Editor's note: This is the second of a two-part letter about fake news.

A similar anti-hype narrative applies to drug advertisement, whereby pharmaceutical companies through TV advertisements hound patients who know little or nothing of their illness other than possibly the name, and patients are encouraged to pressure their physician into prescribing the companies' drugs.

Therapeutic decisions are hopefully made by skilled, highly trained professionals, not advertising agencies who, like fake news, can produce a simple, one-sided approach to a very complex clinical situation. Usually these drugs are at a cost multiple times the alternative with little, if any advantage, and occasionally with side effects potentially more troubling and dangerous than the condition they are treating. 

Finally, no criticism of fake medical news would be complete without a local sweep. I have made no secret of my opinion that much medical care (excepting some surgical procedures) in the Philippines, is poor, inferior to U.S. standards and often dooms patients by having treatments that block the institution of proper care subsequently.

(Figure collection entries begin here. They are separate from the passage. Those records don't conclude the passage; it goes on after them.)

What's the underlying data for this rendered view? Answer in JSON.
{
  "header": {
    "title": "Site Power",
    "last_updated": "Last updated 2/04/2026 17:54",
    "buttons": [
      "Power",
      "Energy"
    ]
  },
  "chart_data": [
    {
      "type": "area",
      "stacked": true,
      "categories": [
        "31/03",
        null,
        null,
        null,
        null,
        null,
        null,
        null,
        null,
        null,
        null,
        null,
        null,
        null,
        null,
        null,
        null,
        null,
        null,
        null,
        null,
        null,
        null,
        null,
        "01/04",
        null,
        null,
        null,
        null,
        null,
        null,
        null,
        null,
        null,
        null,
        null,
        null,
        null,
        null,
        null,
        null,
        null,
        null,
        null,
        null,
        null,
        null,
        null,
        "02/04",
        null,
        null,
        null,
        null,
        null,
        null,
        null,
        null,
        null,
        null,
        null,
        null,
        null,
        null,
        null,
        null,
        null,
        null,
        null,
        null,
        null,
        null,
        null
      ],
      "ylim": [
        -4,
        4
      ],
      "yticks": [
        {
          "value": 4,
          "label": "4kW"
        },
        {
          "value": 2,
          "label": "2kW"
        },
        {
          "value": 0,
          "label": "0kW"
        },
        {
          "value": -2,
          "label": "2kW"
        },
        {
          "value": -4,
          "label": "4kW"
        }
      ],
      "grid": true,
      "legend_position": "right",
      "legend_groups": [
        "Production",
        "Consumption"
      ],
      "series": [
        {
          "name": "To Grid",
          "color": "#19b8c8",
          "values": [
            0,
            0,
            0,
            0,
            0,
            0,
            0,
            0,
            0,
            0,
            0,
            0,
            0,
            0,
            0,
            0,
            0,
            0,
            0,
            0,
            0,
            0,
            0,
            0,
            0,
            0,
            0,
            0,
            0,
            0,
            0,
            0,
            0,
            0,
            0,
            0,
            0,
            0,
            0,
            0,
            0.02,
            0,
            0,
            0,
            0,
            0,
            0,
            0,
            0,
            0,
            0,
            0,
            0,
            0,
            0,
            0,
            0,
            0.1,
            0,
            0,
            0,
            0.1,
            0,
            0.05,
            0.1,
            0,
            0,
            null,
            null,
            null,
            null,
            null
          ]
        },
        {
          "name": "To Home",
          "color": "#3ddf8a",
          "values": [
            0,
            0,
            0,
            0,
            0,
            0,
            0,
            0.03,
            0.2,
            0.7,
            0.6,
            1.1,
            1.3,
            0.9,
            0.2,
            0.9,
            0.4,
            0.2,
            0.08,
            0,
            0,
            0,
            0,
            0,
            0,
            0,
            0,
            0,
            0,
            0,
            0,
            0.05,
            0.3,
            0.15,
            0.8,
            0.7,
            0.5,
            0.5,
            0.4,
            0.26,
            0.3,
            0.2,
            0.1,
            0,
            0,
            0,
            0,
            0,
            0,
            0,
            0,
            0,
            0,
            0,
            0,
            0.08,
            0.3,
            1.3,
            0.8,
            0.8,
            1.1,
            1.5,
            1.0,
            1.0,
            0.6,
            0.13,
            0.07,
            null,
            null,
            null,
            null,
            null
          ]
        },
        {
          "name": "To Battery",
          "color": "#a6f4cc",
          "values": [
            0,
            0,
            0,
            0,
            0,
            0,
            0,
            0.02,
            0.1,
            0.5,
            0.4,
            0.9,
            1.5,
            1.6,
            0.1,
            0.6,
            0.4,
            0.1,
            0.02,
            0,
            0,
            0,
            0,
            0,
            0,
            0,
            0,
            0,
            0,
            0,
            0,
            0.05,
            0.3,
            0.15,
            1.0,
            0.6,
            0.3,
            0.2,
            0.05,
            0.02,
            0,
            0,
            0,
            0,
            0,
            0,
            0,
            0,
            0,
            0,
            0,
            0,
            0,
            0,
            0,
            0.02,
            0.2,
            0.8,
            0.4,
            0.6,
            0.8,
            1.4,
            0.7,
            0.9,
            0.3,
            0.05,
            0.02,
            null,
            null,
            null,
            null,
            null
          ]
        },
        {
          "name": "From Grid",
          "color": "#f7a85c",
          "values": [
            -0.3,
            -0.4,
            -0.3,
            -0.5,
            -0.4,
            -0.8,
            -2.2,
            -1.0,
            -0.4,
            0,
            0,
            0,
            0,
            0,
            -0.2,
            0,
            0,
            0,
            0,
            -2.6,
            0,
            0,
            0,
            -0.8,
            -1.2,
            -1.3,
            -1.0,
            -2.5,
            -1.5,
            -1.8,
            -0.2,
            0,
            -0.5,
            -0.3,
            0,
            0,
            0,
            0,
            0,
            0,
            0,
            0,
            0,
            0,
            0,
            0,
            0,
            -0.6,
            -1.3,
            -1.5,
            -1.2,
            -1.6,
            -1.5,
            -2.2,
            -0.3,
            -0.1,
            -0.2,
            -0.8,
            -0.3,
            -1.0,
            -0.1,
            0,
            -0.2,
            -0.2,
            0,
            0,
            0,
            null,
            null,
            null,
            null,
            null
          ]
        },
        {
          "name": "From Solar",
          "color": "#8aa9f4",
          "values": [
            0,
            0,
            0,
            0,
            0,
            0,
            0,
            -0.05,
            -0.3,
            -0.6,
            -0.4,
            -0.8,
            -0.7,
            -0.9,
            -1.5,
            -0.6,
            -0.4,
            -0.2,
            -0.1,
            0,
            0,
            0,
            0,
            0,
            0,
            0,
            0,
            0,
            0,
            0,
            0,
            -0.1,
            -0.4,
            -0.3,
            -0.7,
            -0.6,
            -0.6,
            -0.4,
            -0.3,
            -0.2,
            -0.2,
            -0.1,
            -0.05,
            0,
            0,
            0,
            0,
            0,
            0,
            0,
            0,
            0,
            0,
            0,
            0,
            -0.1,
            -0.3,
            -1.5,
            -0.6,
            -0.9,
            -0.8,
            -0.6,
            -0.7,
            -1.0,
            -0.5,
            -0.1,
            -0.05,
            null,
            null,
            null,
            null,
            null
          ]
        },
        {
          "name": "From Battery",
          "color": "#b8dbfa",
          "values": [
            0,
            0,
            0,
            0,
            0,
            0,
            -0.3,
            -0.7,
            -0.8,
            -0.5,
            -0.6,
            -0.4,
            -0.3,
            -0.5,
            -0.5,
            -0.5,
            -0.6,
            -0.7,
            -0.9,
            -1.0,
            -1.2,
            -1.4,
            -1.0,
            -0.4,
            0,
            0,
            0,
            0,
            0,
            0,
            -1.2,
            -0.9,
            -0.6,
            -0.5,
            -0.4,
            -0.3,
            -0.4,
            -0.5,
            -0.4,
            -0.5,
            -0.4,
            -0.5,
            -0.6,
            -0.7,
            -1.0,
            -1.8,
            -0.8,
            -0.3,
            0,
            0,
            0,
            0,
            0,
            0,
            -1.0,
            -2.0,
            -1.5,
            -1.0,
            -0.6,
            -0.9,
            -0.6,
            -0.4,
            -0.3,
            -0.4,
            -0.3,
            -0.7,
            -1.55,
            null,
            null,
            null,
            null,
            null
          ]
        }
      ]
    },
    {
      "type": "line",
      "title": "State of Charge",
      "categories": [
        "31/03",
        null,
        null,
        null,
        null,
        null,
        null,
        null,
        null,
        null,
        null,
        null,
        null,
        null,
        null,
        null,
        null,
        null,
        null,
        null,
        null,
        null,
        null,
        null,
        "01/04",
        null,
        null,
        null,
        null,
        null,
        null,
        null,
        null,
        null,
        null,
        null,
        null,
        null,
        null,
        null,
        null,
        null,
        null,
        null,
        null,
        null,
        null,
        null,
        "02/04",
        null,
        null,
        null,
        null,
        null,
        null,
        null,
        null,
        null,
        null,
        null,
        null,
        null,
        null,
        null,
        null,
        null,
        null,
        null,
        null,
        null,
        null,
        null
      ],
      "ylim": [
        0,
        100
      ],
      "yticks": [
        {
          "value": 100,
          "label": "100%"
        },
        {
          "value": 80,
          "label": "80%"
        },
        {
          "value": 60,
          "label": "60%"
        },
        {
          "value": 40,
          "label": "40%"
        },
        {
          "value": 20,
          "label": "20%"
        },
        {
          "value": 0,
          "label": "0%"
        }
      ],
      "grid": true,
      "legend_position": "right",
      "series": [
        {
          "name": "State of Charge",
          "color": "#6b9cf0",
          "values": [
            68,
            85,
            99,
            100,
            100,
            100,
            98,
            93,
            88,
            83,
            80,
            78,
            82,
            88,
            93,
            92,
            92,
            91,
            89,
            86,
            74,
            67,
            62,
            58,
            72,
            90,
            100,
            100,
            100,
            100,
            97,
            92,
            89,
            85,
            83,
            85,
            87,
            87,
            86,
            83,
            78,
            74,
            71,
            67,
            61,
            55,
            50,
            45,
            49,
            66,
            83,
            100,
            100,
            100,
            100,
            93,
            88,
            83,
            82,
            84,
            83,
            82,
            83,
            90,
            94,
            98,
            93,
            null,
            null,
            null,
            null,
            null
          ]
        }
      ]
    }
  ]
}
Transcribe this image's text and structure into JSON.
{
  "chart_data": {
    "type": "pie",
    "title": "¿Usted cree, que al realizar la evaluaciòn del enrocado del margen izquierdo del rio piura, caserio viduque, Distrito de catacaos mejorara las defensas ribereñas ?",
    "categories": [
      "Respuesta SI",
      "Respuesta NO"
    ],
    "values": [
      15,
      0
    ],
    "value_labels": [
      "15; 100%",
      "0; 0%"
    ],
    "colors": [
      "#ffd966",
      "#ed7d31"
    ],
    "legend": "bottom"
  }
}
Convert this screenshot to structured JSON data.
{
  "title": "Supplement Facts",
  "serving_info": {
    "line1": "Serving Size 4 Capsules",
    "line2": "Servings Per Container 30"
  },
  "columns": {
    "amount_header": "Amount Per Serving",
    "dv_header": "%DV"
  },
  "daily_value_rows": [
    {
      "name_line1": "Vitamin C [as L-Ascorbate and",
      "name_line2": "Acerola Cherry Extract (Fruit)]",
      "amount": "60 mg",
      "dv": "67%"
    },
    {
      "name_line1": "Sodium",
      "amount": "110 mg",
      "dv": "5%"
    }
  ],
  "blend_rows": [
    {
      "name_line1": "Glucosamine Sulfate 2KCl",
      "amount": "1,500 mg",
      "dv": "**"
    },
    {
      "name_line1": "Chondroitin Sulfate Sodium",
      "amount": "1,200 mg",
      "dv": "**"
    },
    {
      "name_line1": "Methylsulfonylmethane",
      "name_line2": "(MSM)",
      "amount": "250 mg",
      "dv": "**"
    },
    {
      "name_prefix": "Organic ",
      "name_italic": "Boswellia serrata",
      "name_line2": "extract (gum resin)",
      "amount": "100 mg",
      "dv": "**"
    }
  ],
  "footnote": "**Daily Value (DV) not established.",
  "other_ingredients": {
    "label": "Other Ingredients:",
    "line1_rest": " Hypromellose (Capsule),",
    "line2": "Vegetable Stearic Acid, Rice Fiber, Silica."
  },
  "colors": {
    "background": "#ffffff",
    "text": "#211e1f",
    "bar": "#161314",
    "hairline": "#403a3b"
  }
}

Despite Guam insurance companies having been notified repeatedly about the lack of proper care for many of these patients in the Philippines, they persist in their insistence that the care is excellent and preferentially send patients to these facilities.

The only reason for this, like the false narratives expounded by the ad agencies is commercial, is that the cost of care in Philippines is a fraction of that of U.S. care. And let's not forget the false chest-thumping of some local insurances and acute care facilities (e.g., hospitals, clinics), paradoxically some of the worst performers, about the extraordinary benefits of their coverage and delivery of care. 

Let's try and purge the fake news from medicine and put it back where the people once again can trust what they hear about their health and medical care. There is indeed concern for medical ethics proponents to feel concerned.

Dr. Sam Friedman is the medical director of the Cancer Center of Guam.